Berbicara dalam forum CNBC Indonesia Economic Update 2025 yang digelar di Hotel Borobudur, Jakarta, pada Rabu (18/6/2025), Telisa memaparkan bahwa nilai kerugian negara akibat korupsi di Indonesia sudah sangat mengkhawatirkan. Merujuk pada data Pusat Pelaporan dan Analisis Transaksi Keuangan (PPATK), ia menyebut bahwa jumlah dana yang dikorupsi selama tahun 2024 mencapai hampir sepertiga dari total APBN.
“Menurut data PPATK, nilai dana yang terindikasi dikorupsi selama tahun 2024 mencapai Rp984 triliun. Ini angka yang sangat besar, bahkan jauh melampaui target efisiensi anggaran pemerintah yang hanya sekitar Rp300 triliun,” ujar Telisa.
Ia menambahkan, dalam beberapa tahun terakhir, kerugian negara akibat korupsi terus terjadi secara masif. Sebagai contoh, nilai kerugian pada 2021 tercatat sebesar Rp62 triliun, dan pada 2022 mencapai Rp48,79 triliun. Jika dikalkulasi secara kumulatif, praktik korupsi ini jauh lebih merugikan dibandingkan efisiensi belanja negara yang coba dilakukan pemerintah.

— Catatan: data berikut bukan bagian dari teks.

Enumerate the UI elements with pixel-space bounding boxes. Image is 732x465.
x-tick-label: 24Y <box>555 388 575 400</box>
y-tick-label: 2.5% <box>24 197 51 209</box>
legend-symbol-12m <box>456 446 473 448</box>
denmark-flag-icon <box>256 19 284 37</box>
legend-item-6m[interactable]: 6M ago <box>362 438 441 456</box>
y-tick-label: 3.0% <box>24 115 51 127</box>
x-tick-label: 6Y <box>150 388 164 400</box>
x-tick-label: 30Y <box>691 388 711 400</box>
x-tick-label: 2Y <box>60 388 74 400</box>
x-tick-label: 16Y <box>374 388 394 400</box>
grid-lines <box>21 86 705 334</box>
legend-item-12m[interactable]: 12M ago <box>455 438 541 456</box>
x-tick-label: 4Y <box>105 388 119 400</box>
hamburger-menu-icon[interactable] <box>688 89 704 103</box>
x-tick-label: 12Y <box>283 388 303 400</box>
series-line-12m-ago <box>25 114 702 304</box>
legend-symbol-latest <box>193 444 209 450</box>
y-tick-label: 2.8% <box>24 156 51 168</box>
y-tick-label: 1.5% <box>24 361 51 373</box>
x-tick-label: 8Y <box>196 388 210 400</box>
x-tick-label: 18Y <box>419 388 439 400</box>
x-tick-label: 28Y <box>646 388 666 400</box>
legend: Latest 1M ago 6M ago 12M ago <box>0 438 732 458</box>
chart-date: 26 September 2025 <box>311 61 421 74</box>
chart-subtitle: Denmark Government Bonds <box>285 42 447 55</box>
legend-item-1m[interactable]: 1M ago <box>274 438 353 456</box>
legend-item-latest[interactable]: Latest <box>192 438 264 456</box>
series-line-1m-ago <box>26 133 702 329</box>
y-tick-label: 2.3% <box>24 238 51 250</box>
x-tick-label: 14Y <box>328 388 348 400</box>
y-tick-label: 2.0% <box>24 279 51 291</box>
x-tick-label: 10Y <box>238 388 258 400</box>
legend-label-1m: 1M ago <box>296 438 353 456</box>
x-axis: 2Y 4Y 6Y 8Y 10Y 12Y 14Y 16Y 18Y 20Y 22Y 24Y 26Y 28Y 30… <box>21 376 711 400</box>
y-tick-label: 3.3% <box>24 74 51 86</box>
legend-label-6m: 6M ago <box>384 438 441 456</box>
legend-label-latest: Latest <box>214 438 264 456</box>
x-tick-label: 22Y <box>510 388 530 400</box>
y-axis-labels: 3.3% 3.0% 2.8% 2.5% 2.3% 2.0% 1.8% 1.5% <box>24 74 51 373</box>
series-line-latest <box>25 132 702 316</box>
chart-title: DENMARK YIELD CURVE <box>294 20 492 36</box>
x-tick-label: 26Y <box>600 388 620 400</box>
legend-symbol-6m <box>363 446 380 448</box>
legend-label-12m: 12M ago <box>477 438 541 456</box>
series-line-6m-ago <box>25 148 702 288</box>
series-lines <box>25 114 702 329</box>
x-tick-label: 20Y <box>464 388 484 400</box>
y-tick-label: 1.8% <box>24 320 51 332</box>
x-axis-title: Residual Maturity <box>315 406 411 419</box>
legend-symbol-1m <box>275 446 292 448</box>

“Bayangkan, kita ingin melakukan penghematan Rp300 triliun, tetapi dana yang dikorupsi justru tiga kali lipat lebih besar. Artinya, pekerjaan rumah terbesar kita saat ini adalah menekan tingkat korupsi, bukan hanya sekadar melakukan efisiensi belanja,” tegasnya.
Telisa menekankan bahwa pemberantasan korupsi tidak bisa hanya dibebankan pada Kementerian Keuangan. Menurutnya, pengawasan dan penegakan hukum harus melibatkan lembaga-lembaga terkait seperti Komisi Pemberantasan Korupsi (KPK), Badan Pemeriksa Keuangan (BPK), Badan Pengawasan Keuangan dan Pembangunan (BPKP), serta masyarakat sipil.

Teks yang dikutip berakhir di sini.